You then can use the funds in your HSA to pay qualified expenses, including premiums. If you don’t use the full amount of your deductible contributions in any given year, you can leave the funds in the HSA to grow tax free. In this sense, the HSA works much like an IRA – and in fact, if you’ve got the option to rollover your IRA (or a portion of it) into your HSA. On the other hand, you don’t have the option to rollover your HSA into an IRA.
Within the HSA you can make investments, much like an IRA. Depending on how you use the HSA though, you probably don’t want to put your money at risk. Typically HSA funds are used up during the tax year for qualified medical expenses, so if the money is in a fluctuating investment you could wind up with less in your account than you expected when it comes time to pay the expenses.
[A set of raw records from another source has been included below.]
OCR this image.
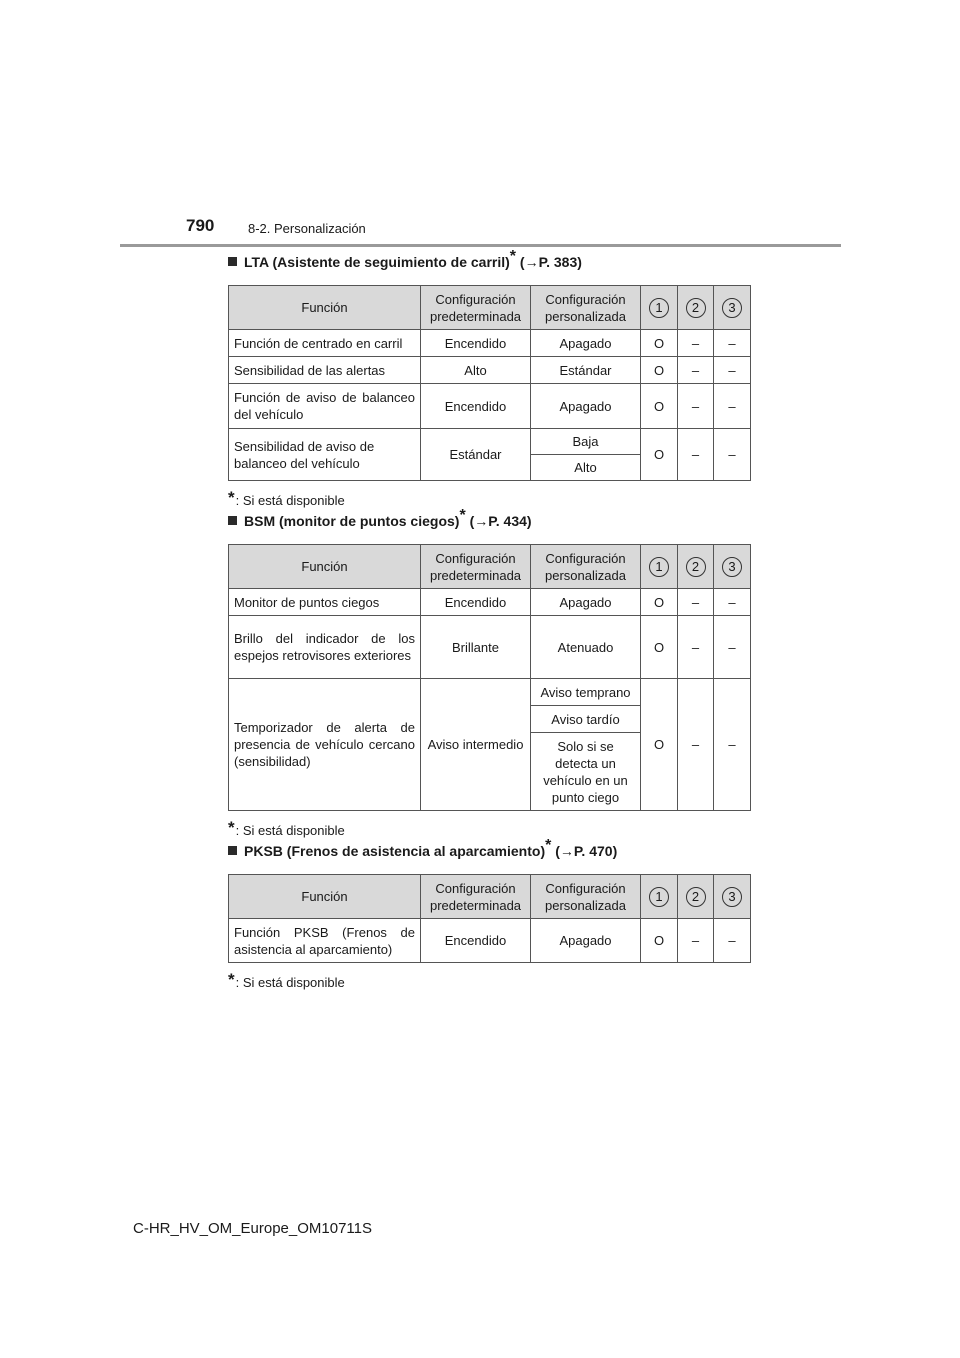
790	8-2. Personalización
LTA (Asistente de seguimiento de carril)* (→P. 383)
Función	Configuración predeterminada	Configuración personalizada	1	2	3
Función de centrado en carril	Encendido	Apagado	O	–	–
Sensibilidad de las alertas	Alto	Estándar	O	–	–
Función de aviso de balanceo del vehículo	Encendido	Apagado	O	–	–
Sensibilidad de aviso de balanceo del vehículo	Estándar	Baja	O	–	–
		Alto			
*: Si está disponible
BSM (monitor de puntos ciegos)* (→P. 434)
Función	Configuración predeterminada	Configuración personalizada	1	2	3
Monitor de puntos ciegos	Encendido	Apagado	O	–	–
Brillo del indicador de los espejos retrovisores exteriores	Brillante	Atenuado	O	–	–
Temporizador de alerta de presencia de vehículo cercano (sensibilidad)	Aviso intermedio	Aviso temprano	O	–	–
		Aviso tardío			
		Solo si se detecta un vehículo en un punto ciego			
*: Si está disponible
PKSB (Frenos de asistencia al aparcamiento)* (→P. 470)
Función	Configuración predeterminada	Configuración personalizada	1	2	3
Función PKSB (Frenos de asistencia al aparcamiento)	Encendido	Apagado	O	–	–
*: Si está disponible
C-HR_HV_OM_Europe_OM10711S
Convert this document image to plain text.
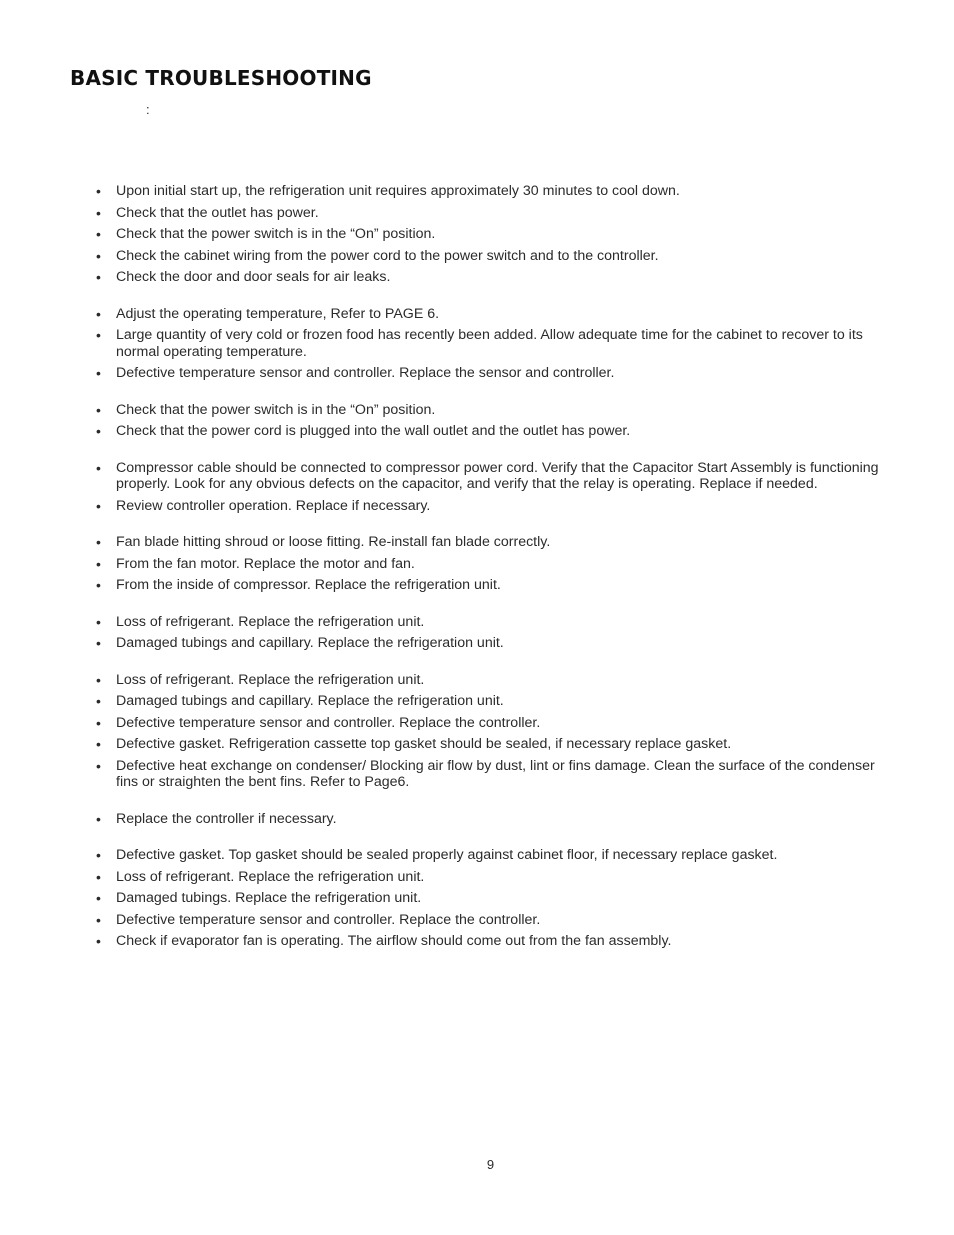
BASIC TROUBLESHOOTING
:
• Upon initial start up, the refrigeration unit requires approximately 30 minutes to cool down.
• Check that the outlet has power.
• Check that the power switch is in the “On” position.
• Check the cabinet wiring from the power cord to the power switch and to the controller.
• Check the door and door seals for air leaks.
• Adjust the operating temperature, Refer to PAGE 6.
• Large quantity of very cold or frozen food has recently been added. Allow adequate time for the cabinet to recover to its normal operating temperature.
• Defective temperature sensor and controller. Replace the sensor and controller.
• Check that the power switch is in the “On” position.
• Check that the power cord is plugged into the wall outlet and the outlet has power.
• Compressor cable should be connected to compressor power cord. Verify that the Capacitor Start Assembly is functioning properly. Look for any obvious defects on the capacitor, and verify that the relay is operating. Replace if needed.
• Review controller operation. Replace if necessary.
• Fan blade hitting shroud or loose fitting. Re-install fan blade correctly.
• From the fan motor. Replace the motor and fan.
• From the inside of compressor. Replace the refrigeration unit.
• Loss of refrigerant. Replace the refrigeration unit.
• Damaged tubings and capillary. Replace the refrigeration unit.
• Loss of refrigerant. Replace the refrigeration unit.
• Damaged tubings and capillary. Replace the refrigeration unit.
• Defective temperature sensor and controller. Replace the controller.
• Defective gasket. Refrigeration cassette top gasket should be sealed, if necessary replace gasket.
• Defective heat exchange on condenser/ Blocking air flow by dust, lint or fins damage. Clean the surface of the condenser fins or straighten the bent fins. Refer to Page6.
• Replace the controller if necessary.
• Defective gasket. Top gasket should be sealed properly against cabinet floor, if necessary replace gasket.
• Loss of refrigerant. Replace the refrigeration unit.
• Damaged tubings. Replace the refrigeration unit.
• Defective temperature sensor and controller. Replace the controller.
• Check if evaporator fan is operating. The airflow should come out from the fan assembly.
9
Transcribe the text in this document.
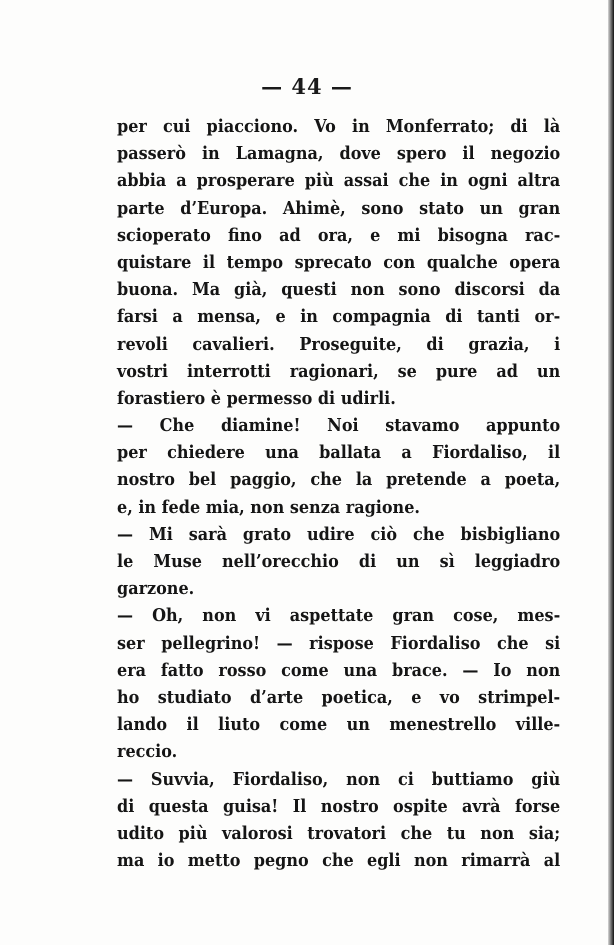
— 44 —
per cui piacciono. Vo in Monferrato; di là
passerò in Lamagna, dove spero il negozio
abbia a prosperare più assai che in ogni altra
parte d’Europa. Ahimè, sono stato un gran
scioperato fino ad ora, e mi bisogna rac-
quistare il tempo sprecato con qualche opera
buona. Ma già, questi non sono discorsi da
farsi a mensa, e in compagnia di tanti or-
revoli cavalieri. Proseguite, di grazia, i
vostri interrotti ragionari, se pure ad un
forastiero è permesso di udirli.
— Che diamine! Noi stavamo appunto
per chiedere una ballata a Fiordaliso, il
nostro bel paggio, che la pretende a poeta,
e, in fede mia, non senza ragione.
— Mi sarà grato udire ciò che bisbigliano
le Muse nell’orecchio di un sì leggiadro
garzone.
— Oh, non vi aspettate gran cose, mes-
ser pellegrino! — rispose Fiordaliso che si
era fatto rosso come una brace. — Io non
ho studiato d’arte poetica, e vo strimpel-
lando il liuto come un menestrello ville-
reccio.
— Suvvia, Fiordaliso, non ci buttiamo giù
di questa guisa! Il nostro ospite avrà forse
udito più valorosi trovatori che tu non sia;
ma io metto pegno che egli non rimarrà al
Any amounts left over at the end of a tax year might be invested for long-term if you’re continuing to contribute in the next year, but otherwise you’ll probably want to leave your annual contributions in a liquid form, such as a money market investment to ensure that the money is available when you need it.
You have the opportunity to continue using the funds built up in your HSA over your lifetime for qualified medical expenses, or you can withdraw the funds for other purposes. If used for qualified medical expenses, there is no tax on the distribution (although it must be reported on Form 8889). If the distribution is not for qualified medical expenses, you must pay ordinary income tax on the distribution, plus a 20% penalty (also reported on Form 8889).
Upon your death, if your spouse is the designated beneficiary, he or she may continue to utilize the HSA as if he or she had made the original contributions. If someone other than your spouse is the designated beneficiary of the HSA, upon your death the account ceases to be an HSA and becomes fully taxable to the beneficiary as of the year of your death (but no penalty).